A British conman who featured in a Netflix documentary will go on trial on Thursday accused of deliberately ramming two French police officers with his car as he attempted a getaway.

Robert Hendy-Freegard, 53, nicknamed the Puppet Master because of his career as a serial swindler, made his escape after injuring the gendarmes at his home in the Creuse in central France.

He was later arrested in Belgium and extradited to France, where he has been held in jail since 2022.

Hendy-Freegard was convicted and given life imprisonment in the UK in 2005 for kidnapping and fraud, including cheating a number of women out of more than £1m.

He convinced his victims he was a secret agent for MI5 and was on the run from terrorist organisations. He was freed in 2009 after his conviction for kidnapping was overturned by an appeal court.

Some time around 2015, he moved to a remote house in village of Vidaillat in the Creuse, and established himself as a dog breeder with his British partner, Sandra Clifton.

When French workplace and animal rights inspectors, accompanied by gendarmes, visited the property on 25 August 2022 to inspect the kennels after complaints from neighbours that he was running an illegal business, Hendy-Freegard allegedly jumped in his Audi A3 in an attempt to escape, hitting the officers in the process.

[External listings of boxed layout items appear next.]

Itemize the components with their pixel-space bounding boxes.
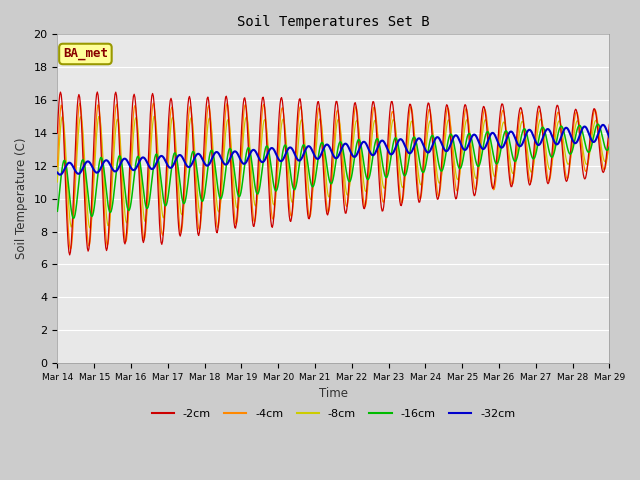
Text: BA_met: BA_met	[63, 48, 108, 60]
X-axis label: Time: Time	[319, 387, 348, 400]
Y-axis label: Soil Temperature (C): Soil Temperature (C)	[15, 138, 28, 259]
Title: Soil Temperatures Set B: Soil Temperatures Set B	[237, 15, 429, 29]
Legend: -2cm, -4cm, -8cm, -16cm, -32cm: -2cm, -4cm, -8cm, -16cm, -32cm	[147, 404, 520, 423]
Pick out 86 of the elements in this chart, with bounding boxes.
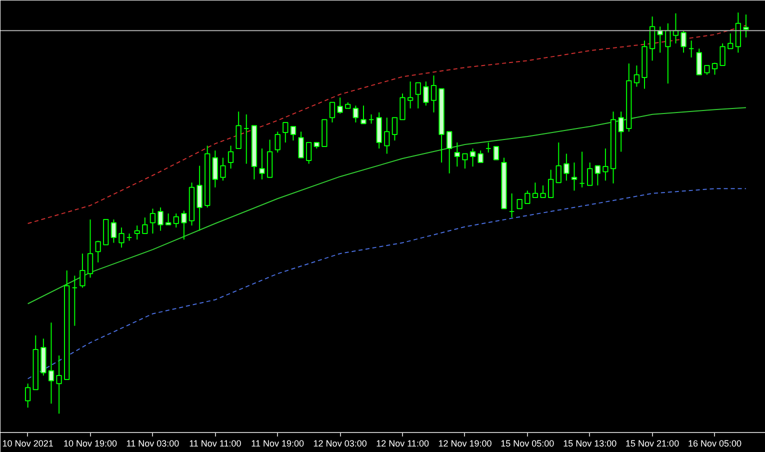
x-tick-label: 11 Nov 11:00 — [189, 438, 242, 448]
candlestick — [564, 153, 570, 182]
candlestick — [571, 162, 578, 192]
candlestick — [368, 114, 374, 124]
candlestick — [118, 227, 124, 248]
candlestick — [649, 16, 656, 62]
candlestick — [298, 131, 304, 158]
candlestick — [712, 62, 718, 76]
candlestick — [634, 64, 640, 88]
candlestick — [680, 30, 686, 54]
candlestick — [165, 212, 172, 226]
candlestick — [126, 233, 132, 242]
candlestick — [493, 146, 500, 160]
x-tick-label: 11 Nov 03:00 — [126, 438, 180, 448]
candlestick — [220, 157, 226, 182]
x-tick-label: 16 Nov 05:00 — [688, 438, 742, 448]
x-tick-label: 10 Nov 19:00 — [64, 438, 118, 448]
candlestick — [290, 126, 296, 141]
candlestick — [150, 208, 156, 234]
candlestick — [80, 253, 86, 288]
candlestick — [720, 42, 726, 66]
x-tick-label: 15 Nov 05:00 — [500, 438, 554, 448]
candlestick — [454, 142, 460, 168]
candlestick — [212, 150, 218, 188]
candlestick — [181, 210, 187, 240]
candlestick — [282, 122, 288, 143]
candlestick — [579, 151, 585, 188]
x-tick-label: 15 Nov 21:00 — [626, 438, 680, 448]
candlestick — [48, 322, 54, 404]
candlestick — [688, 40, 694, 58]
candlestick — [24, 383, 31, 408]
x-tick-label: 10 Nov 2021 — [2, 438, 54, 448]
candlestick — [158, 206, 164, 232]
candlestick — [524, 190, 530, 204]
candlestick — [478, 150, 484, 164]
candlestick — [462, 153, 468, 170]
candlestick — [259, 148, 265, 180]
candlestick — [540, 184, 546, 198]
candlestick — [665, 22, 671, 84]
candlestick — [56, 354, 62, 414]
candlestick — [384, 117, 390, 154]
candlestick — [735, 12, 742, 54]
candlestick — [508, 192, 515, 218]
candlestick — [743, 14, 749, 38]
candlestick — [306, 142, 312, 164]
x-tick-label: 12 Nov 11:00 — [376, 438, 429, 448]
candlestick — [274, 131, 280, 154]
candlestick — [72, 275, 78, 326]
candlestick — [173, 212, 179, 228]
candlestick — [728, 32, 734, 50]
x-tick-label: 15 Nov 13:00 — [563, 438, 617, 448]
candlestick — [196, 165, 202, 232]
candlestick — [556, 142, 562, 184]
candlestick — [329, 102, 336, 123]
candlestick — [134, 225, 140, 240]
candlestick — [587, 162, 593, 186]
candlestick — [400, 93, 406, 120]
candlestick — [392, 117, 398, 141]
candlestick — [415, 82, 421, 109]
candlestick — [532, 182, 538, 198]
candlestick — [618, 111, 624, 152]
candlestick — [446, 131, 452, 174]
candlestick — [236, 111, 242, 150]
candlestick — [228, 145, 234, 170]
candlestick — [548, 169, 554, 198]
candlestick — [430, 75, 437, 113]
candlestick — [423, 81, 429, 106]
candlestick — [486, 142, 492, 154]
candlestick — [704, 64, 710, 76]
x-tick-label: 12 Nov 19:00 — [438, 438, 492, 448]
candlestick — [516, 198, 522, 210]
candlestick — [244, 114, 250, 164]
candlestick — [110, 219, 117, 244]
candlestick — [87, 219, 94, 278]
candlestick — [470, 148, 476, 168]
candlestick — [142, 217, 148, 234]
candlestick — [602, 148, 608, 182]
candlestick — [696, 48, 702, 76]
candlestick — [337, 97, 343, 114]
candlestick — [95, 240, 101, 263]
candlestick — [360, 105, 366, 124]
candlestick — [352, 105, 359, 123]
x-tick-label: 12 Nov 03:00 — [313, 438, 367, 448]
x-tick-label: 11 Nov 19:00 — [251, 438, 304, 448]
candlestick — [407, 81, 414, 109]
candlestick — [594, 165, 601, 186]
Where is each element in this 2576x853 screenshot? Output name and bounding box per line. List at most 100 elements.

An injured female officer, reportedly carried 100 yards on the vehicle bonnet who suffered a broken nose, was signed off work for 21 days and her male colleague for six days. Hendy-Freegard was arrested two weeks later after his car was stopped by Belgian police on the E40 motorway at Grand Bigard near Brussels.

While at the kennels, the officers discovered his partner, Clifton, living at the property. Neighbours had previously alerted the authorities over a woman being held in “awful conditions” at the house but as the woman told police there was no cause for concern, inquiries were dropped.

Clifton is believed to have since returned to the UK and declined to press charges.

Hendy-Freegard, the central figure in Netflix’s 2022 documentary, The Puppet Master: Hunting the Ultimate Conman, who also inspired a fiction film called Rogue Agent starring James Norton and Gemma Arterton, faces up to 10 years in jail if convicted of deliberately injuring the law enforcement officers.

During an earlier hearing, Hendy-Freegard’s lawyer Juliette Magne-Gandois said he had “always denied any intent to kill anyone”, a charge carrying a sentence of up to 30 years. AFP reported Magne-Gandois has since stopped representing him.

During his London trial, the court was told Hendy-Freegard lived by the motto: “Lies have to be big to be convincing.” One of his victims recalled him taking her from a supposed “safe house” with a bucket over her head, having to hide in cupboards to avoid visitors, and spending three weeks in a locked bathroom with little to eat.